Organ-on-a-chip systems
When using conventional in vitro systems, the barrier function of tissues is often found to be decreased compared to the physiological in vivo situation. For example, in vivo values of barrier tightness of the blood-brain barrier have been reported to be larger than what can be achieved with simple in vitro systems.34 Since inclusion of biochemical and mechanical stimuli that the cells would normally experience in their in vivo microenvironment has such an impact on their barrier function, there is a need for advanced conventional models that incorporate such factors. Therefore, in order to meet the shortcomings of the conventional models, microfluidic organ-on-a-chip systems have been developed. These systems provide a clearly defined, well-controlled physicochemical microenvironment for cell and tissue organization.
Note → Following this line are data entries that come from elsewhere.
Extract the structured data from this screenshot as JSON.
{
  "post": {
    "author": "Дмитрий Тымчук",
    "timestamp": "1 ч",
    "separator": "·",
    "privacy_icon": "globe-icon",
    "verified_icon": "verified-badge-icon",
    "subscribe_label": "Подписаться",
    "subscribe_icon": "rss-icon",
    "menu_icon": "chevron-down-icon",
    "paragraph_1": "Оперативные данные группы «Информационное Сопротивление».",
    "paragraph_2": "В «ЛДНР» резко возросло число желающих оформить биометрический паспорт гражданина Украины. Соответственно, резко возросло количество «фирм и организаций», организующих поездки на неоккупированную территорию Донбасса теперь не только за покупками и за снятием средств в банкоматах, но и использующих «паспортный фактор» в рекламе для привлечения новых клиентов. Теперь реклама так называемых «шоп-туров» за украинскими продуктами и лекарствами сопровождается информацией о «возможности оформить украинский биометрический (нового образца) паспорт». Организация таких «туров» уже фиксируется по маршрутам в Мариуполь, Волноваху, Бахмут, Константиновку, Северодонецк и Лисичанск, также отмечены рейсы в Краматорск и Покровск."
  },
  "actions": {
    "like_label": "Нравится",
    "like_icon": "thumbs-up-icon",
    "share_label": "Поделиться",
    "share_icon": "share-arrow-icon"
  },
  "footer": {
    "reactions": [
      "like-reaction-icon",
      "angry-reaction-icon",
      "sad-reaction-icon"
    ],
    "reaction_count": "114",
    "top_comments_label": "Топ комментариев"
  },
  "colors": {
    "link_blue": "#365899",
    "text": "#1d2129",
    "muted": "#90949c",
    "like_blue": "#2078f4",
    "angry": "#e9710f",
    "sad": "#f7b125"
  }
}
Cells are exposed not only to fluid shear stresses by perfused microchannels but also forces such as mechanical cyclic strain similar to what they would normally experience in living organs during processes such as breathing as in the case of lung-on-a-chip device reported by Huh et al.5 In another example, electric fields can be incorporated into these systems to pace contractile cells.35 As a result, organs-on-chips demonstrate functional realism that is normally not found in other in vitro systems. Despite their improved functional realism, organ-on-chips devices typically require dedicated measurement setups and present specific challenges for assessing tissue barrier function. The section on “Overview of assessing barrier integrity in organs-on-chips” provides an overview of how barrier function is typically assessed in organs-on-chip systems along with their unique challenges.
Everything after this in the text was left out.